First of all, the customer is not always right. However, the customer always thinks that they are right which can amount to the same thing. If they have their facts wrong then you may be able point that out, but opinion is more difficult. They may say that you have not delivered what you promised. Perhaps low quality, insufficient quantity or just not on time. This may be true, it may not.
Where the facts of the dispute cannot be established you may be left with the choice of whether to give the customer the benefit of the doubt or not. Doing so may retain their business but also leave you feeling aggrieved. On the other hand, insisting that the customer is wrong may result in them walking away. Ultimately, you need to decide how critical it is to your business to retain their custom. Part of that decision will be to consider what damage (if any) they could do to your reputation.

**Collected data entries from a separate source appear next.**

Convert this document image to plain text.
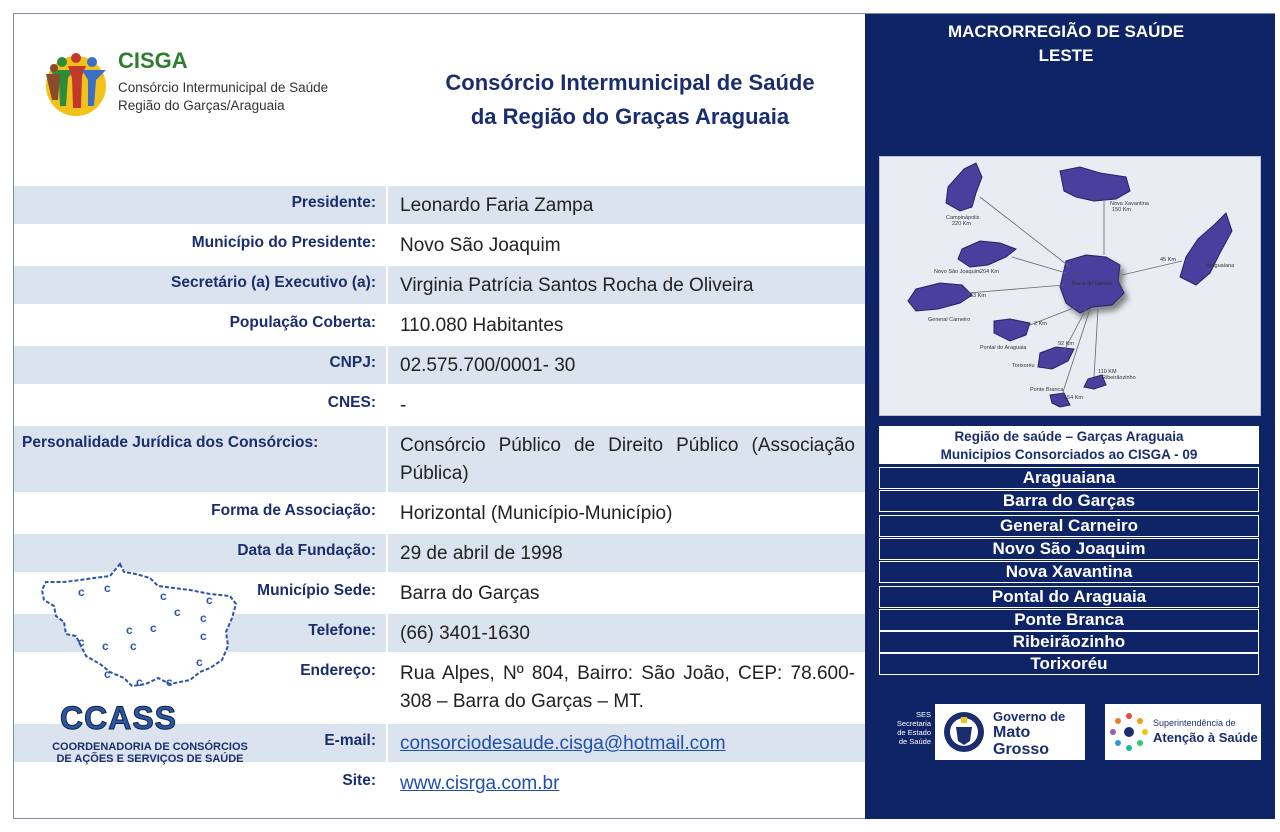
CISGA
Consórcio Intermunicipal de Saúde
Região do Garças/Araguaia
Consórcio Intermunicipal de Saúde
da Região do Graças Araguaia
Presidente:	Leonardo Faria Zampa
Município do Presidente:	Novo São Joaquim
Secretário (a) Executivo (a):	Virginia Patrícia Santos Rocha de Oliveira
População Coberta:	110.080 Habitantes
CNPJ:	02.575.700/0001- 30
CNES:	-
Personalidade Jurídica dos Consórcios:	Consórcio Público de Direito Público (Associação Pública)
Forma de Associação:	Horizontal (Município-Município)
Data da Fundação:	29 de abril de 1998
Município Sede:	Barra do Garças
Telefone:	(66) 3401-1630
Endereço:	Rua Alpes, Nº 804, Bairro: São João, CEP: 78.600-308 – Barra do Garças – MT.
E-mail:	consorciodesaude.cisga@hotmail.com
Site:	www.cisrga.com.br
c c
c	c
c c
c
c	c
c c c
c
c
c c
CCASS
COORDENADORIA DE CONSÓRCIOS
DE AÇÕES E SERVIÇOS DE SAÚDE
MACRORREGIÃO DE SAÚDE
LESTE
Nova Xavantina
150 Km
Campinápolis
220 Km
Araguaiana
45 Km
Novo São Joaquim 204 Km
53 Km
General Carneiro
Barra do Garças
Pontal do Araguaia
2 Km
Torixoréu
92 Km
Ribeirãozinho
110 KM
Ponte Branca
154 Km
Região de saúde – Garças Araguaia
Municipios Consorciados ao CISGA - 09
Araguaiana
Barra do Garças
General Carneiro
Novo São Joaquim
Nova Xavantina
Pontal do Araguaia
Ponte Branca
Ribeirãozinho
Torixoréu
SES
Secretaria
de Estado
de Saúde
Governo de
Mato
Grosso
Superintendência de
Atenção à Saúde
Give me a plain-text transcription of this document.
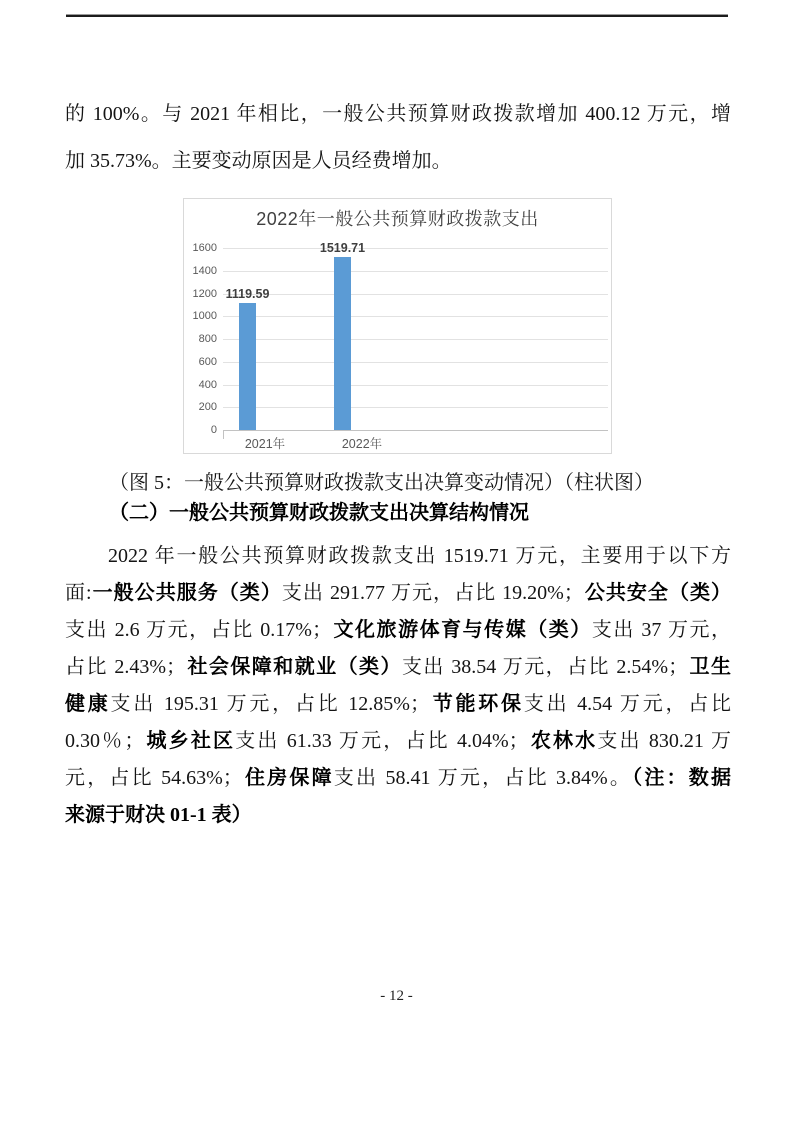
的 100%。与 2021 年相比，一般公共预算财政拨款增加 400.12 万元，增
加 35.73%。主要变动原因是人员经费增加。
2022年一般公共预算财政拨款支出
0
200
400
600
800
1000
1200
1400
1600
1119.59
2021年
1519.71
2022年
（图 5：一般公共预算财政拨款支出决算变动情况）（柱状图）
（二）一般公共预算财政拨款支出决算结构情况
2022 年一般公共预算财政拨款支出 1519.71 万元，主要用于以下方
面:一般公共服务（类）支出 291.77 万元，占比 19.20%；公共安全（类）
支出 2.6 万元，占比 0.17%；文化旅游体育与传媒（类）支出 37 万元，
占比 2.43%；社会保障和就业（类）支出 38.54 万元，占比 2.54%；卫生
健康支出 195.31 万元，占比 12.85%；节能环保支出 4.54 万元，占比
0.30％；城乡社区支出 61.33 万元，占比 4.04%；农林水支出 830.21 万
元，占比 54.63%；住房保障支出 58.41 万元，占比 3.84%。（注：数据
来源于财决 01-1 表）
- 12 -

You may think that you are the only source of an exclusive product or service and that your customer cannot go elsewhere. But beware: if that is the case then it is almost certainly a luxury that the customer could choose to do without. Also, the more successful your 'unique' product or service is, the more likely that competitors will soon spring up looking for a slice of your success; and probably offering it cheaper too. By all means be confident in your product, but don't be complacent.
Sometimes a complaint will not be about the service or product but the person providing it. If you have employees responsible for customer relations then you need to ensure that they represent you appropriately. You may have standards and competence statements about what they do, but they also need clear guidance on how they do it. Does the customer feel respected by your representatives?
So what positive measures can you take?
Firstly, ensure understanding by being crystal clear on what you are promising, to what standard, and by when.
Secondly, build trust by listening to what the customer wants, demonstrating your expertise (without being condescending) and delivering what you have promised. Remember that for the customer, your marketing (which brought them to you in the first place) is a key part of your promise.
Thirdly, there's comes a time when you might need to refuse to deal with that customer or client; if they are costing you time and money instead of making it then you at least need to ask yourself that question.
Of course, by the nature of the topic, this article examines some negative scenarios. Think positive and remind yourself not to focus exclusively on the occasional difficult customer or client. Most are no trouble at all; and some are actually a joy to work with. Remember them too.